Listed here are the steps I’ve adopted to this point:
Downloaded OpenSSL 3.0.8:
I downloaded the OpenSSL 3.0.8 supply code and configured it to construct for iOS with FIPS enabled utilizing the next script:
`
configure_and_build_openssl() {
ARCH=$1
TARGET=$2
SDK_VERSION=$3
SDK_PATH=$4
PREFIX=$5
export CROSS_TOP=$(xcode-select --print-path)/Platforms/${TARGET}.platform/Developer
export CROSS_SDK=${TARGET}${SDK_VERSION}.sdk
export SDKROOT=${SDK_PATH}
export BUILD_TOOLS=$(xcode-select --print-path)/Toolchains/XcodeDefault.xctoolchain
export CROSS_COMPILE="${BUILD_TOOLS}/usr/bin/"
export CC="cc -isysroot $SDK_PATH -I$SDK_PATH/usr/embody -I$SDK_PATH/usr/embody/$(basename $BUILD_TOOLS)"
export CFLAGS="-isysroot $SDK_PATH -I$SDK_PATH/usr/embody -I$SDK_PATH/usr/embody/$(basename $BUILD_TOOLS)"

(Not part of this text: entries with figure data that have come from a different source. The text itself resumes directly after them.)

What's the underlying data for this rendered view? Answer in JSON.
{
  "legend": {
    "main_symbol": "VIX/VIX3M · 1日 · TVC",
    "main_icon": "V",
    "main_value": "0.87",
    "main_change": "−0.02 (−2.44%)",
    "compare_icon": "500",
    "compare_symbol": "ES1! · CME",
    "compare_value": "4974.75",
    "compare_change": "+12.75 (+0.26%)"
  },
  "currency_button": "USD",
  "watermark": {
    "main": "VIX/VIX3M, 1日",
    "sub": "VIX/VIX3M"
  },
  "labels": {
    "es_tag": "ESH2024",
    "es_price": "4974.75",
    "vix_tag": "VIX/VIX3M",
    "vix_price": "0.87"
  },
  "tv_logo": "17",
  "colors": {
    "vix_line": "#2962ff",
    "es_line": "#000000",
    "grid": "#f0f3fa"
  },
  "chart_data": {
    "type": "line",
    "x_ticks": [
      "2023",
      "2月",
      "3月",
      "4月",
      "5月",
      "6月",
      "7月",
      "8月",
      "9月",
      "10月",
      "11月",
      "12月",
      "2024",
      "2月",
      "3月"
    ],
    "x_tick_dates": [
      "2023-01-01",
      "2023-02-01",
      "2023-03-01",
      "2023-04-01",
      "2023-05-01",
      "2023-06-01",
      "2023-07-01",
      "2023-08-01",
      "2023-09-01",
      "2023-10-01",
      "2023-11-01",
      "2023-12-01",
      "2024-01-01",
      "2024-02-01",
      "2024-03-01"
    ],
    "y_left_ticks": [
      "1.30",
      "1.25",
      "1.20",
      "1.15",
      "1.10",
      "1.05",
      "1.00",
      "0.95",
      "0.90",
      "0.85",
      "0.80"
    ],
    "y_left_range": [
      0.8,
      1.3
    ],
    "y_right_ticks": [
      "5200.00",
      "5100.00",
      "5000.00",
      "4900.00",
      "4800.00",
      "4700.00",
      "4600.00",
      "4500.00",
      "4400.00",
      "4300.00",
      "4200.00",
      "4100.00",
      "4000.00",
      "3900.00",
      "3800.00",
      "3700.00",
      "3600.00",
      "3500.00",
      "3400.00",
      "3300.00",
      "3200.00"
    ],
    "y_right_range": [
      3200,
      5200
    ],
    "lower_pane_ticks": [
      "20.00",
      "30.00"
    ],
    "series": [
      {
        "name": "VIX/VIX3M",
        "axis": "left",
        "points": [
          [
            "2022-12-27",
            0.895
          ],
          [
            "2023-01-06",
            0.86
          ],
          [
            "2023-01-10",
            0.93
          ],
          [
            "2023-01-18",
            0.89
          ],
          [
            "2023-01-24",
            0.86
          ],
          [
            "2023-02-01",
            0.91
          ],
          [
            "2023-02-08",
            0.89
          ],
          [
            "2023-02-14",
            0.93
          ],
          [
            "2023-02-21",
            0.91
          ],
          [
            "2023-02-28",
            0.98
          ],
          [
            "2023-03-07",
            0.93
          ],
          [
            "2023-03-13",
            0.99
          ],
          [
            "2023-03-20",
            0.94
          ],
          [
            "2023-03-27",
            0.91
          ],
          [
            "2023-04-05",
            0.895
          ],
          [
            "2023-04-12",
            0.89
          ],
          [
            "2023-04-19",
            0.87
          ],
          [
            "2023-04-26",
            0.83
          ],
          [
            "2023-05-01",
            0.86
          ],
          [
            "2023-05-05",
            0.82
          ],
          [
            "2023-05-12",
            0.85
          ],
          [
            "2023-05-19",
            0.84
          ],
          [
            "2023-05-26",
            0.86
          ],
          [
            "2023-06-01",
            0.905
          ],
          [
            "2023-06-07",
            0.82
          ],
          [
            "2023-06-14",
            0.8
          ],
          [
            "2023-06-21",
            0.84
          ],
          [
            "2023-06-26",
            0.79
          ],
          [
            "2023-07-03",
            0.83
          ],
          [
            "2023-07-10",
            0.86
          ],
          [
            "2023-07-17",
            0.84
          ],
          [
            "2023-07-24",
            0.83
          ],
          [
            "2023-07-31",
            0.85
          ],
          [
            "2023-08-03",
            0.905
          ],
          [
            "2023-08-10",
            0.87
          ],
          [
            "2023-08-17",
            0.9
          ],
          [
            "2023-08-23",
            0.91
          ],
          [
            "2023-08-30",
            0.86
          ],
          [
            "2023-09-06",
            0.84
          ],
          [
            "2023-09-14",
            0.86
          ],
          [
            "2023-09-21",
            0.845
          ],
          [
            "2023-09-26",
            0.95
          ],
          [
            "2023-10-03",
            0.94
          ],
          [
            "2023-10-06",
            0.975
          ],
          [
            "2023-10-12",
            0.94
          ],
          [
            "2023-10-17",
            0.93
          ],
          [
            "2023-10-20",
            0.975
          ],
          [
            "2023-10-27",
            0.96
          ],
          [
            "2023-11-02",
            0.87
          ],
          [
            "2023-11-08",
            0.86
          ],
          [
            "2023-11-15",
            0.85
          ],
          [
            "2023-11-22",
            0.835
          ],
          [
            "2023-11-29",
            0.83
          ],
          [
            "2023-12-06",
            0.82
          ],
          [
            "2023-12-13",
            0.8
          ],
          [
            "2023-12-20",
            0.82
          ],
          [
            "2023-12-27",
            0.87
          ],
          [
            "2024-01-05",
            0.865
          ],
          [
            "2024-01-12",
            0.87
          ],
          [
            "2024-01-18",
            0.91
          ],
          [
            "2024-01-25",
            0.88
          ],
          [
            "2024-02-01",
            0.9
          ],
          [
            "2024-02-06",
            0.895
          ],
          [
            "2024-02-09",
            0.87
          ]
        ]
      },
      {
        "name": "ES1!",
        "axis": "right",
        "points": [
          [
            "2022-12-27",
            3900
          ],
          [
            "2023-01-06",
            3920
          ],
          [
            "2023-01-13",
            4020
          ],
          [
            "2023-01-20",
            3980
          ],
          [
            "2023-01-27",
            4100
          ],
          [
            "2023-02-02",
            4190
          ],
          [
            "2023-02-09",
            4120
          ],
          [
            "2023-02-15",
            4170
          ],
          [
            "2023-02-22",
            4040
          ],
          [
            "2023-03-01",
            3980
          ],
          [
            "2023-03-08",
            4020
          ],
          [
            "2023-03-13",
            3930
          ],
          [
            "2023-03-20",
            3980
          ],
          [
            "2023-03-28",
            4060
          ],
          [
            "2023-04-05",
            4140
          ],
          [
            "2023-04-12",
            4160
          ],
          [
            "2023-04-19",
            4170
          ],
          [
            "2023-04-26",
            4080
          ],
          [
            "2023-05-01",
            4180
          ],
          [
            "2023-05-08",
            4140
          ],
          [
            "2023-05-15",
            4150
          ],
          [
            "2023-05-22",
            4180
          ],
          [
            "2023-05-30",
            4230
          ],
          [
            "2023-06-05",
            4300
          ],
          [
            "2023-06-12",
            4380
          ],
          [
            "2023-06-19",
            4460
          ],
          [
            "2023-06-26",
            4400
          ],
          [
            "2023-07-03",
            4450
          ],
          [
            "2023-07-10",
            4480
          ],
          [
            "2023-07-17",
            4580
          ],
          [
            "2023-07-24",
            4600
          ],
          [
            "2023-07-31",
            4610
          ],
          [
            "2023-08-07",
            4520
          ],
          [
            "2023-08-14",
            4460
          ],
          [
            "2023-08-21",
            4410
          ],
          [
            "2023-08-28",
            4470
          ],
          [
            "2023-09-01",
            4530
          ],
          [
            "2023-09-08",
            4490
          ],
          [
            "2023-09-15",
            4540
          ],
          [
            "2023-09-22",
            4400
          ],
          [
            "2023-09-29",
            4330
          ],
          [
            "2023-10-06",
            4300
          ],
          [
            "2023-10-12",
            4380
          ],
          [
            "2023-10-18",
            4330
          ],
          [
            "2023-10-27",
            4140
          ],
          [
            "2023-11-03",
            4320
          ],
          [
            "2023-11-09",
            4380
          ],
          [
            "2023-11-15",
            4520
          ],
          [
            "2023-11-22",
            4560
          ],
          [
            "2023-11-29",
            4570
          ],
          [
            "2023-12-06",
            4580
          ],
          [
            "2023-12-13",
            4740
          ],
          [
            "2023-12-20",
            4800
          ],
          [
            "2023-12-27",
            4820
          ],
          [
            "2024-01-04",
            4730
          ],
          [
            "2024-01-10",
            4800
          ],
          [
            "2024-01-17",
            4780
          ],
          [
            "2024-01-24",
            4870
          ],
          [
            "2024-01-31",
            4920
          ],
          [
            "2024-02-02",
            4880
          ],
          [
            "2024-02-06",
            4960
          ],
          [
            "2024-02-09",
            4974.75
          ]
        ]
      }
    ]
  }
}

export LDFLAGS="-isysroot $SDK_PATH"
# Configure and construct for the required structure
./Configure ${ARCH} enable-fips no-async no-shared no-tests enable-ec_nistp_64_gcc_128 --prefix=$PREFIX --openssldir=$PREFIX
make -j$(sysctl -n hw.ncpu)
make set up
make clear
}
`
Up to date openssl.cnf:
I up to date the openssl.cnf file as directed within the OpenSSL FIPS module documentation.
openssl
Copied Libraries and Configuration Recordsdata:
I copied libssl.a and libcrypto.a to my challenge, and positioned openssl.cnf, fipsmodule.cnf, and fips.dylib in my challenge.
Enabled FIPS Mode:
I wrote the next code to allow FIPS and examine whether it is enabled:
`
BOOL isFIPSModeEnabled() {
OSSL_PROVIDER *fips;
OSSL_PROVIDER *base;
fips = OSSL_PROVIDER_load(NULL, "fips");
if (fips == NULL) {
printf("Did not load FIPS providern");
ERR_print_errors_fp(stderr);
}
base = OSSL_PROVIDER_load(NULL, "base");
if (base == NULL) {
OSSL_PROVIDER_unload(fips);
printf("Did not load base providern");
return false;
}
if (EVP_default_properties_enable_fips(NULL, 1) == 0) {
printf("Did not allow FIPS moden");
OSSL_PROVIDER_unload(base);
OSSL_PROVIDER_unload(fips);
return false;
}
if (EVP_default_properties_is_fips_enabled(NULL) == 1) {
printf("FIPS mode is enabledn");
OSSL_PROVIDER_unload(base);
OSSL_PROVIDER_unload(fips);
return true;
} else {
printf("FIPS mode will not be enabledn");
OSSL_PROVIDER_unload(base);
OSSL_PROVIDER_unload(fips);
return false;
}
}
`
After I run this code, it prints “FIPS mode is enabled.” Nevertheless, the supplier will not be loading, and I obtain the next error message:
`
Did not load FIPS supplier
C0BEC7F701000000:error:12800067:DSO help routines:dlfcn_load:couldn't load the shared library:crypto/dso/dso_dlfcn.c:118:
C0BEC7F701000000:error:12800067:DSO help routines:DSO_load:couldn't load the shared library:crypto/dso/dso_lib.c:152:
C0BEC7F701000000:error:07880025:widespread libcrypto routines:provider_init:purpose(524325):crypto/provider_core.c:912:identify=fips`
I might drastically respect your steerage on why the FIPS supplier will not be loading and what steps I may be lacking or doing incorrectly on this course of.